Dr. Julia Halo, assistant professor of biology in the College of Arts and Sciences, has received a 2021 Elliott L. Blinn Award for Faculty-Undergraduate Student Innovative Basic Research/Creative Work.
Halo's research, which is conducted with significant participation by both graduate and undergraduate students at Bowling Green State University, has focused on reaching a better understanding of host-virus evolution and how certain DNA sequences are altered, resulting in mutations and changes in genetic identity.
In their letter of endorsement for Halo's consideration for this distinction, Drs. Vipa Phuntumart, Shannon Pelini, Christopher Ward and Robert Huber from the Department of Biological Sciences cited her ability to not just bring her students into the research work but to make them important contributors to the synergy in her lab.

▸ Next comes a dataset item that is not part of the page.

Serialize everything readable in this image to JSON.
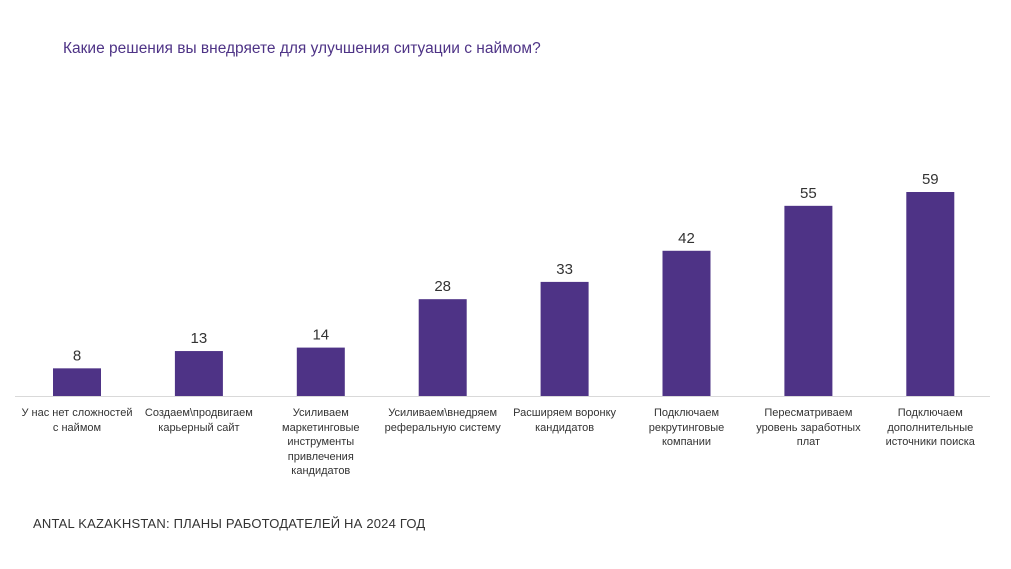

“Dr. Halo has a gift for connecting with her advisees and other undergraduates,” her colleagues said, adding that Halo's students “praise her for preparing them for graduate or medical school, being an approachable role model, enthusiastically connecting course material to her research program, and making personal connections with students.”
Malika Day, a 2018 BGSU graduate and a former research assistant in Halo's lab, said the experience she gained working with Halo was instrumental in Day's development as a student and that the “opportunity to make scientific discoveries” under Halo sparked Day's desire to pursue and earn a Master of Science in biology and biomedical sciences.

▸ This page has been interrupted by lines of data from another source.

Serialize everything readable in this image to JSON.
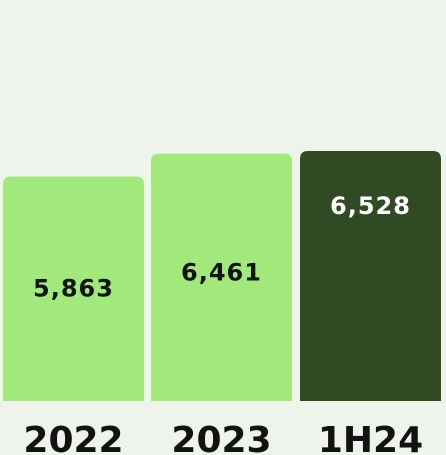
{
  "chart_data": {
    "type": "bar",
    "categories": [
      "2022",
      "2023",
      "1H24"
    ],
    "values": [
      5863,
      6461,
      6528
    ],
    "value_labels": [
      "5,863",
      "6,461",
      "6,528"
    ],
    "ylim": [
      0,
      7000
    ],
    "grid": false,
    "legend": "none",
    "colors": {
      "bars": [
        "#a2e97c",
        "#a2e97c",
        "#304b24"
      ],
      "labels": [
        "#121212",
        "#121212",
        "#ffffff"
      ]
    },
    "background": "#eef3ec"
  }
}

“Dr. Halo was diligent and patient while training me to become a competent undergraduate researcher,” said Day, who was the first BGSU student to join Halo's lab. “Dr. Halo fostered a supportive learning environment with her openness to all questions and ideas and challenged me to become a more critical thinker, which resulted in my ability to solve problems that arose and continue to perform my research duties.”
Erica Cech, a 2019 graduate, recounted similar experiences as the foundation for her work as a laboratory scientist was put in place while working on research with Halo.
“Throughout my experience in her lab, I fell in love with science and research,” said Cech, who now works as a lab manager for two world-renowned scientists at the University of Michigan. “Dr. Halo has given me so many educational opportunities and encouraged me to grow as a student.”
Cech said the atmosphere in Halo's lab encouraged and fostered learning and creative thinking, and students found it to be a place where constructive feedback and guidance foster true educational development.
“I was challenged with many projects involving genotyping cell lines, tissue culture and gene cloning,” Cech said. “Throughout my time in the Halo Lab, I earned my honors thesis, a CURS grant, co-authorship on a pending publication, and, most importantly, a job after graduation.”
Halo, who holds a Ph.D. in molecular biology from Tufts University, joined the BGSU faculty in 2016. She said her approach to faculty-student collaborative and creative research grew out of her experiences as an undergraduate researcher working closely with her faculty mentors.
“I strive to influence students’ excitement for discovery, creative and critical thinking skills, and professional development to initiate opportunities in their own future career decisions and successes,” Halo said. “I have been particularly rewarded to watch students develop and advance to positions in top graduate programs, biomedical research and research assistantships.”